Grissom almost drowned.  He’s out there swimming around, and the helicopter’s coming to get him, and they tried to save the capsule.  But the point is that these guys were every bit as brave as Columbus and these people that got on these boats and thought they were going to the edge of the Earth.  And today all that’s been lost, because it’s so far ago, and space flight today is so much different.  And it’s been romanticized in movies as normal as living on Earth and so forth, but unfortunately that’s what people’s experience with it is.  

I mean, those guys were just a breed apart.  Chuck Yeager to this day is celebrated by people in his generation, and Glenn, for the bravery and the courage.  And as I say, it all was part of getting to the Moon.  Every launch of a Mercury capsule or a Gemini, which was two astronauts, was designed to learn what it took and how these capsules could maneuver in space and how you could dock them together. Could we send a rescue capsule up for one that had lost power? All of these things.  That’s why it took ten years because all this was nothing but test, test, test, test.  

And Glenn was a genuine — and he went back into space at age 77 on a shuttle mission.  Just incredible stuff.  You really need to see one of these capsules if you can. That was the essence of American greatness.  The coming together of the private and public sector. NASA back in those days was innovating like nobody’s business.  The innovation that was coming out of the space program that made its way into the general economy. 

Like Tang was from the space program. Laugh or not, it was. Any number of things that ended up in your kitchen as electric appliances, many of them started in the space program.  Anyway, John Glenn then decides to go into politics, and he became one of the most partisan liberal Democrats during the Clinton years that I can recall.  I always had trouble putting these two things together, but that’s who he was, and that’s who many of them were.  

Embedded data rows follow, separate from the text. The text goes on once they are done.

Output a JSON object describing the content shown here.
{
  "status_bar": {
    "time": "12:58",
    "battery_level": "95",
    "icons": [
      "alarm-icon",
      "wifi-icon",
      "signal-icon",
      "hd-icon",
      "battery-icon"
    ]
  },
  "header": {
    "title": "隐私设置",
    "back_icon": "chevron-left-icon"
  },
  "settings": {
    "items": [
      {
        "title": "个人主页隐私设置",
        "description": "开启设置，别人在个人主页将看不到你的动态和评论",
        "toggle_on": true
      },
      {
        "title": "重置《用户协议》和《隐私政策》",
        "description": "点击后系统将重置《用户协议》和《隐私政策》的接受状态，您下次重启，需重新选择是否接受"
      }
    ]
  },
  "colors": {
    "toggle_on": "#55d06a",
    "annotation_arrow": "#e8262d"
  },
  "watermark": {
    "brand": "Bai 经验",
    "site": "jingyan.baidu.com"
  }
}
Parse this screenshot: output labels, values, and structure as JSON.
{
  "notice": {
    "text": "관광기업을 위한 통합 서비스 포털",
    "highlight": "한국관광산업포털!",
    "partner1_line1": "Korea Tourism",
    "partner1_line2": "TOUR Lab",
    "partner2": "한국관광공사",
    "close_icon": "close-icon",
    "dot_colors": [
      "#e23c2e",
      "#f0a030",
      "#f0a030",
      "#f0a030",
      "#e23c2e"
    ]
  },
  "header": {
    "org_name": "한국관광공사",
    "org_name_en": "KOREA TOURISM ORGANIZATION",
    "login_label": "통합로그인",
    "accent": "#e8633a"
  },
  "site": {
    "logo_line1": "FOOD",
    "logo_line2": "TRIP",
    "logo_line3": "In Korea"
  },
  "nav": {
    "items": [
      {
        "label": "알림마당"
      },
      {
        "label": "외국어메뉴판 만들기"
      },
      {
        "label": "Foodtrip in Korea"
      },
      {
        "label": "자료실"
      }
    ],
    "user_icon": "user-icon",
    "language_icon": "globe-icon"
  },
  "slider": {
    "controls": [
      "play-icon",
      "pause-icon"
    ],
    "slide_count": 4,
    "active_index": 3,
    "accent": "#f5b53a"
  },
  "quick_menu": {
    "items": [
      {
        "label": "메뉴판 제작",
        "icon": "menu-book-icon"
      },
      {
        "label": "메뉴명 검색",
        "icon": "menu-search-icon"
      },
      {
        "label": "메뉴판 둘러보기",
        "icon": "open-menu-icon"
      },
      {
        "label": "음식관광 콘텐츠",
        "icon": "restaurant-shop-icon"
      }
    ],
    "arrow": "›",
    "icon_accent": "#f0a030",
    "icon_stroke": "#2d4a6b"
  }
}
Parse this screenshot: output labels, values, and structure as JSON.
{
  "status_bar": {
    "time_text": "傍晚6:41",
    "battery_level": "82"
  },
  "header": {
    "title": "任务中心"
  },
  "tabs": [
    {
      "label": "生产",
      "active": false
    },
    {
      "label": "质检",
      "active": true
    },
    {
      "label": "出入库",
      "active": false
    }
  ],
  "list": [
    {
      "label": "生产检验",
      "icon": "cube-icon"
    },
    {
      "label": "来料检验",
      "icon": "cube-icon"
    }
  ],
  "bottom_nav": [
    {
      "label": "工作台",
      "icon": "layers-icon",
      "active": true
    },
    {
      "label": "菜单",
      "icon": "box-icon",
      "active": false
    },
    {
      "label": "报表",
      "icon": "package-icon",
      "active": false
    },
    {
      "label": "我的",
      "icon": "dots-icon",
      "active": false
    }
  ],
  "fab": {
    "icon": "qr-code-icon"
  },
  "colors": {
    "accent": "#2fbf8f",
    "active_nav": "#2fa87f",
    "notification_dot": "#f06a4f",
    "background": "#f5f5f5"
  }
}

Alan Shepard, Gus Grissom, Wally Schirra, Scott Carpenter, Glenn. Incredible, brave, innovative, courageous people.  There was nothing they were afraid of.  They didn’t seek solace when they heard things that they didn’t agree with.  They weren’t innocent snowflakes that needed to be protected.  They didn’t get participation trophies or any of that.

BREAK TRANSCRIPT

RUSH:  John Glenn’s capsule — I think it was called Friendship 7 — was seven-feet wide at its widest point at the bottom, seven-feet wide.  Folks, it’s like going up to into space in a bathtub.  The bathtub’s even a little larger than what these guys were in.  

BREAK TRANSCRIPT

RUSH:  Yeah, I was so into the space program my mother knitted me a sweater. It was a blue sweater and it had Mercury space capsules on the front of it.  And it was a comfortable sweater.  I mean, I actually could wear the thing.  She just knitted it with the knitting needles and so forth. She got into it, decided to make one for me.  I was totally into the whole notion.  I was big on aeronautical things anyway, flying and airports.